Even though the concept of decentralized identity was introduced long before Blockchain technology, we were not successful in achieving full decentralization. Hyperledger Indy is a platform for decentralized identity management that leverages Blockchain. It promises to make decentralized identity a reality with the following features:
- Accessible provenance for trust transactions - Indy provides a universal platform for exchanging trustworthy claims, which produces a trusted provenance.
- User-controlled exchange of verifiable claims - The Indy public permissioned network is open to all. Also, it is the identity owner who gives permission for his or her identity to be validated.
- Rock-solid revocation model - Indy has a rock-solid revocation model for cases where those verifiable claims are no longer true.
- Privacy on a public ledger - “Privacy By Design” has been included to Indy’s architecture.
Here, you can search for the terms that have been used in the article.
The key players in identity management
There are four key players in identity management:
- Identity owners (the person who is represented by the identity)
- Identity providers (the person who assigns identities)
- Identity validators (the person who validates the identity of a person or the person by an identity)
- Identity users (the person who needs identities for their business/applications)
In figure 11, the ID department (identity provider) issues an ID card to a person “P” who is the identity owner. “P” uses his ID card to create an account in a bank (identity user).
Figure 11: Key players in identity management
The key components of identity management
he followings are the general components of an identity management system:
- Administration and provisioning - Provides administration and provisioning services for the identities managed by the identity management infrastructure such as account management.
- Identity governance - The decision services for the identity management infrastructure itself. It includes (governing roles, permissions and identity analytics).
- Identity federation - It is an arrangement that enables a user to use the same identity in multiple places without disclosing sensitive information about the identity.
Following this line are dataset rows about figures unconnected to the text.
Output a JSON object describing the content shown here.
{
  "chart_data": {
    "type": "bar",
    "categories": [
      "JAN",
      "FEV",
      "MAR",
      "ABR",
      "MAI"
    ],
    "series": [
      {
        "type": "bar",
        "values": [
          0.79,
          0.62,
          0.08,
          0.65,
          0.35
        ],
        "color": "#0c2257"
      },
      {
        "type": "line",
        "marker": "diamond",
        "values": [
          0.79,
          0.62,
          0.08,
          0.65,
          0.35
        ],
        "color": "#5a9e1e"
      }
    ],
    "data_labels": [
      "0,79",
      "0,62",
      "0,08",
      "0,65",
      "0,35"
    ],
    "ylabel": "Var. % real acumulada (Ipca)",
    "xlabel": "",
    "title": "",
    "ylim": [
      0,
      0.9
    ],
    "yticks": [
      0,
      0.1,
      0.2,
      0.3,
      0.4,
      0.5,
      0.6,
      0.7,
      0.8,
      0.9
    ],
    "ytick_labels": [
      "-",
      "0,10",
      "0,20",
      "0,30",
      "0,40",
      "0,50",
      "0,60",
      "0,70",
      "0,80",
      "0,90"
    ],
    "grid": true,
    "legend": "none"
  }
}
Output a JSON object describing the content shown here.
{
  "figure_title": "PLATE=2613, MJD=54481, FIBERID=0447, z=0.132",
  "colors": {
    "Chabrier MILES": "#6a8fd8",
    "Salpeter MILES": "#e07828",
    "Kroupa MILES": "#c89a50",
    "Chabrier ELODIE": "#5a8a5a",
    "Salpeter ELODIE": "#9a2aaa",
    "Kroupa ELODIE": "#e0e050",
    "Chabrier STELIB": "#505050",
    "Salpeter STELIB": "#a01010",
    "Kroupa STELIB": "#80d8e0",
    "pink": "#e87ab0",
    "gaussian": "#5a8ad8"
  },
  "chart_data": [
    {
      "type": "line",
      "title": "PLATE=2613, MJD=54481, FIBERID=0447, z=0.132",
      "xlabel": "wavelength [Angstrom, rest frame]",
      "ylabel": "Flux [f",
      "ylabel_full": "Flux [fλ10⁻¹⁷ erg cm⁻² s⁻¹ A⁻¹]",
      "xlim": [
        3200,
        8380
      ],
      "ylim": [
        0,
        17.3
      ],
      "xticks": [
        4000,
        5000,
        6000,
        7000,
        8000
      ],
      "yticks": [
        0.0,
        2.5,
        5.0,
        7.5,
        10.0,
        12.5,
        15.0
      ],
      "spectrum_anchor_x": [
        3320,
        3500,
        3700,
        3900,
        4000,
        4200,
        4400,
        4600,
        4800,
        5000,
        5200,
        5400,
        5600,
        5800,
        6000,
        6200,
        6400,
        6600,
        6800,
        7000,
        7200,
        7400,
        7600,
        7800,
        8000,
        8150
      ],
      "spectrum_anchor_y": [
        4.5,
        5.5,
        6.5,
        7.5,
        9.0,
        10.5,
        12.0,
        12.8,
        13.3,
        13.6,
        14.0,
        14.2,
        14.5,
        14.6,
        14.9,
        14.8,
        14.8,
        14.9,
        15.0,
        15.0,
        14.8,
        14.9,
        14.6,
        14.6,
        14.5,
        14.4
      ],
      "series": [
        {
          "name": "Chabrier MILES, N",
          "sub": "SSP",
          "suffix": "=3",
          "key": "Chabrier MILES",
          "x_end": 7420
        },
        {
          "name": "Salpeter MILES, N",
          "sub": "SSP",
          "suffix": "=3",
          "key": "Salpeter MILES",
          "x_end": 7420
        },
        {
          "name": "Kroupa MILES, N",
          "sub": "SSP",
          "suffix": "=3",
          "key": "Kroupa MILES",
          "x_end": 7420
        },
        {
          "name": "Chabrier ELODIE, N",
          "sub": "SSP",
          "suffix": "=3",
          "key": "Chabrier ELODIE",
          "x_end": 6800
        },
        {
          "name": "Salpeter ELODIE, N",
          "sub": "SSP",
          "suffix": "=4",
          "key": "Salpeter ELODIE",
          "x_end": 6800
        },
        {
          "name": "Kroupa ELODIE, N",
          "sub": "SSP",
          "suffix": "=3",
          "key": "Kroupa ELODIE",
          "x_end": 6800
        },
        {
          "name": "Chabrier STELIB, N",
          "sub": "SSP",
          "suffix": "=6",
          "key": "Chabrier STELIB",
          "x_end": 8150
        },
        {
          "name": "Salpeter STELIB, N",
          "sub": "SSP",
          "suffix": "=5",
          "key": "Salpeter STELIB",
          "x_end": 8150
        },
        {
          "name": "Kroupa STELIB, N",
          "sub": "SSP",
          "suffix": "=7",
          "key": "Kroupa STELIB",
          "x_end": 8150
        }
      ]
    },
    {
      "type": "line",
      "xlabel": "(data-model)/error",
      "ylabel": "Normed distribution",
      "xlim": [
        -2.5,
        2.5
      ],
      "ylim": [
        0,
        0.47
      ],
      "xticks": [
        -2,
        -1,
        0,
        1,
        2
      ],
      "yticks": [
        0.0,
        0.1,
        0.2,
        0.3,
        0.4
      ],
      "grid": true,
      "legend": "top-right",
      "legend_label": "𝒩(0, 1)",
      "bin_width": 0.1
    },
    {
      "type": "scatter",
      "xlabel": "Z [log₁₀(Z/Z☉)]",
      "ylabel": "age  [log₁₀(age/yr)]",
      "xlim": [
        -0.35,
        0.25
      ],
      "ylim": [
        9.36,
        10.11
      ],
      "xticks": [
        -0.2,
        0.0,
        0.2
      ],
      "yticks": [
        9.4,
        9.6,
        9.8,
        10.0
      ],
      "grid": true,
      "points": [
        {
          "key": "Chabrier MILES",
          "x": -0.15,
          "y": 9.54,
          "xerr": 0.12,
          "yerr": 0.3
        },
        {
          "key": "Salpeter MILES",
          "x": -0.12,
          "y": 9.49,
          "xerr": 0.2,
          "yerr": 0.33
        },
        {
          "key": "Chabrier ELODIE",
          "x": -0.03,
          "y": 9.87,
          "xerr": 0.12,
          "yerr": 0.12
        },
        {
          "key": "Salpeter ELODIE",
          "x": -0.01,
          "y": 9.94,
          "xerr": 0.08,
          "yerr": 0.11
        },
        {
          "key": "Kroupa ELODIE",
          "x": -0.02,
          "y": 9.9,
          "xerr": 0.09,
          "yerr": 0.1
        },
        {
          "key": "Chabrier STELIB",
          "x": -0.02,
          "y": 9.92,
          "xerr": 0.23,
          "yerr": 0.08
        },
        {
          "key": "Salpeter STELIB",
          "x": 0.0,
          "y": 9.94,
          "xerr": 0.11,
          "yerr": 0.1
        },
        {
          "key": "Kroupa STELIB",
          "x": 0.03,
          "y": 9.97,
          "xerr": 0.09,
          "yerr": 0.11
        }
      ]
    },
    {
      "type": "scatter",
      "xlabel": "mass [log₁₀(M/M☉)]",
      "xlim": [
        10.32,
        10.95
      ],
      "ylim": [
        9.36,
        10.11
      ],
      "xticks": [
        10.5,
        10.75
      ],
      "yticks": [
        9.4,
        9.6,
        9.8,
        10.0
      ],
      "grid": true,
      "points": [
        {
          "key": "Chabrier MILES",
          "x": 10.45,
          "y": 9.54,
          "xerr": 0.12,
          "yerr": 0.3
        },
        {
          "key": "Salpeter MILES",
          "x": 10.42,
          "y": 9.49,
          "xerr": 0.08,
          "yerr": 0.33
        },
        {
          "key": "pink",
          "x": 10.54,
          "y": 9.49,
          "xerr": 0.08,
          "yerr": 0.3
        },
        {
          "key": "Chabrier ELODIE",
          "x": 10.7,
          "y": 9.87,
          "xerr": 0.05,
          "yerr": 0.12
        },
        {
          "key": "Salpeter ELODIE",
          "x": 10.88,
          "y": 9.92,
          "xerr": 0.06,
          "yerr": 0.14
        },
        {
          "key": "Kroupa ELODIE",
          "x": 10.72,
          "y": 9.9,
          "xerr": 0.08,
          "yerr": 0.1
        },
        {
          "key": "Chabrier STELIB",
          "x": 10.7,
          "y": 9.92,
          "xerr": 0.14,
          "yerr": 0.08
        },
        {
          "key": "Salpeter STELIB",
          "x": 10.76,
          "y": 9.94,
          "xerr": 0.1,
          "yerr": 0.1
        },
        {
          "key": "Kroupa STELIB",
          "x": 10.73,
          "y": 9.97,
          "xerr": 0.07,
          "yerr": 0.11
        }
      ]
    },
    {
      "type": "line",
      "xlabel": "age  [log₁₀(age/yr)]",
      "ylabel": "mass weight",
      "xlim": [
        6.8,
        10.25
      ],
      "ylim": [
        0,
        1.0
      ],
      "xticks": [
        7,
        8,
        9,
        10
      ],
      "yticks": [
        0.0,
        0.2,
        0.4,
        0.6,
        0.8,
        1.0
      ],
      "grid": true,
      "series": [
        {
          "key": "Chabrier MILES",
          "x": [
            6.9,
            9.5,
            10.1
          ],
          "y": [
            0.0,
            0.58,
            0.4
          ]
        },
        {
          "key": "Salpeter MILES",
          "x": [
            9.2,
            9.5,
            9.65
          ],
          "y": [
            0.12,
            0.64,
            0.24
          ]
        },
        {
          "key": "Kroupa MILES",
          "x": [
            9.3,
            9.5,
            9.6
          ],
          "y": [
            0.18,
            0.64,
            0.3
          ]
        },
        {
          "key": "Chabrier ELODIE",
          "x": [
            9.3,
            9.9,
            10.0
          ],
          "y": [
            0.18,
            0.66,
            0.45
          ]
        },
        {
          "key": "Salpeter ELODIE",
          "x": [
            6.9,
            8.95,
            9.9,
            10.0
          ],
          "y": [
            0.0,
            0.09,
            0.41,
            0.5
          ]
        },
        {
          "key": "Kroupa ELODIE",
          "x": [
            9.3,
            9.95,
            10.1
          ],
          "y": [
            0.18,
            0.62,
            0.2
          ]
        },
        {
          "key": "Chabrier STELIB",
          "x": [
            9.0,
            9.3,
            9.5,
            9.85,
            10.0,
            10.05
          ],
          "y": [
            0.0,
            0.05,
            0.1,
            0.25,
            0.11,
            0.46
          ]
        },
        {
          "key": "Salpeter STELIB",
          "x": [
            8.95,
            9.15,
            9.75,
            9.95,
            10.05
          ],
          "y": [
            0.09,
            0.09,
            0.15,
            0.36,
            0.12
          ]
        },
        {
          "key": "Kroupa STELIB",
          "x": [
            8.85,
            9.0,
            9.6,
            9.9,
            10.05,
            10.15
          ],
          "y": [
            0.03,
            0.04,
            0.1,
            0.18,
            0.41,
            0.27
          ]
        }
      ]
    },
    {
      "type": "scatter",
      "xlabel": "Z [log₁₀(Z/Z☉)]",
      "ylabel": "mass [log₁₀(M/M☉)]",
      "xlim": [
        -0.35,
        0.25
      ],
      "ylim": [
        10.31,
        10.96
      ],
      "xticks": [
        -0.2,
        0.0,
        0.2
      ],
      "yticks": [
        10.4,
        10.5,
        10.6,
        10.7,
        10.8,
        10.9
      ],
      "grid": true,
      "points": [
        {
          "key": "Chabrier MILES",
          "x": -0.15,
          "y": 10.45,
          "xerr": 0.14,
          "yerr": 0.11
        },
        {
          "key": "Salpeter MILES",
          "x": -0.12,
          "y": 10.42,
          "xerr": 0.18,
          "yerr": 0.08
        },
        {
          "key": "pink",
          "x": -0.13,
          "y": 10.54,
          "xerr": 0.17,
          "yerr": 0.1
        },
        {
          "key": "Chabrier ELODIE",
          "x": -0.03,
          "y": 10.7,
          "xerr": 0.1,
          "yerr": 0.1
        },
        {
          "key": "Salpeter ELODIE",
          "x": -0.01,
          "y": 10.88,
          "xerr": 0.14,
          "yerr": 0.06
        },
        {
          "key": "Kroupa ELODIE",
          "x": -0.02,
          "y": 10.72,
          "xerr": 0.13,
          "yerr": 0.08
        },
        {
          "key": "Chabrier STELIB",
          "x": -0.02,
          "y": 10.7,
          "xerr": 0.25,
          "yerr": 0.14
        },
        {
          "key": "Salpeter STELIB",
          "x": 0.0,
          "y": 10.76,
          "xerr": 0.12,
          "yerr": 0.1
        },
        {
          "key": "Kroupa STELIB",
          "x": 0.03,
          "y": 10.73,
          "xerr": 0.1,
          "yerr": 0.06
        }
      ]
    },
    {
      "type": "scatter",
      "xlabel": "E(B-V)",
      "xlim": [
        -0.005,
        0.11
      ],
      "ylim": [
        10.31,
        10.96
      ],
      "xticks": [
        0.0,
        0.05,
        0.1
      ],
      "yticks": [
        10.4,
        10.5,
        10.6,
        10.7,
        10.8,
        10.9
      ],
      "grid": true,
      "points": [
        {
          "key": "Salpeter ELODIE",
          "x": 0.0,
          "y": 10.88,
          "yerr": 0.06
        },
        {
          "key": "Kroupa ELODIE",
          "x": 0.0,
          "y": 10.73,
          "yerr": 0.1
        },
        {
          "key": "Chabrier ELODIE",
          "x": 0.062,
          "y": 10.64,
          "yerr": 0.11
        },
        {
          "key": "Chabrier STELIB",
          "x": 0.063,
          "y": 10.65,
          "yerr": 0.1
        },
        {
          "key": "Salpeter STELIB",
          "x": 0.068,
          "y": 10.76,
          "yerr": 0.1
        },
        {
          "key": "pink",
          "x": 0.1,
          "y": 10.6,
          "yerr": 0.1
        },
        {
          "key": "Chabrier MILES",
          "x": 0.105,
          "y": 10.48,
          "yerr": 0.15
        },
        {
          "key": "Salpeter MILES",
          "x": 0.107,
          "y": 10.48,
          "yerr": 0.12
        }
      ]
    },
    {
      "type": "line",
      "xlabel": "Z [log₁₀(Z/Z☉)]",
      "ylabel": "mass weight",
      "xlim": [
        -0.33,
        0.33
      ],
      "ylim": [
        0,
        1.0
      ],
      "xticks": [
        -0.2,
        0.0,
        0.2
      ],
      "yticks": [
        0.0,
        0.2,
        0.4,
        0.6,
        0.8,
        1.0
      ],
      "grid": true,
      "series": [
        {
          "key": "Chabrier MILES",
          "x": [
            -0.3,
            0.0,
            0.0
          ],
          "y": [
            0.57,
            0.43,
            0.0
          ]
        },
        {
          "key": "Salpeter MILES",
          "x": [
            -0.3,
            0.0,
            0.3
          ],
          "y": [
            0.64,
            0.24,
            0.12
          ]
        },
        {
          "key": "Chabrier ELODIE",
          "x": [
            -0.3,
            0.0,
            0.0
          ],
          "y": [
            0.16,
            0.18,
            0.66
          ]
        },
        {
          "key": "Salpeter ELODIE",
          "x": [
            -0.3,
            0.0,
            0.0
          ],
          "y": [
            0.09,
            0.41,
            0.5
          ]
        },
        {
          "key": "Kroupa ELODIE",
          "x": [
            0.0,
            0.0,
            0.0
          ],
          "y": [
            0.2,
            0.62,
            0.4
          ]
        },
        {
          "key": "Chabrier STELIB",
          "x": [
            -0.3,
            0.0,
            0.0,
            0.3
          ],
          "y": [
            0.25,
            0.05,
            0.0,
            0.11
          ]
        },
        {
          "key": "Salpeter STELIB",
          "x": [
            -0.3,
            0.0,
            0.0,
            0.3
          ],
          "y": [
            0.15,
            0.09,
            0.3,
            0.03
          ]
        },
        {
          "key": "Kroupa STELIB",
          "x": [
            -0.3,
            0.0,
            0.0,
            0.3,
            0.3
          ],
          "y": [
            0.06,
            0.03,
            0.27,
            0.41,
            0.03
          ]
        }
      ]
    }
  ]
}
It might include tasks such as single sign-on, single log-out, and session management.
- Authentication - When a user accesses an application, it validates the user credentials using the services provided by the identity management infrastructure. The authentication and the associated communication to the application are accomplished with the identity policy assertion services.
- Authorization - Once authenticated, the application must also verify whether the user has sufficient privileges over resources protected by the application.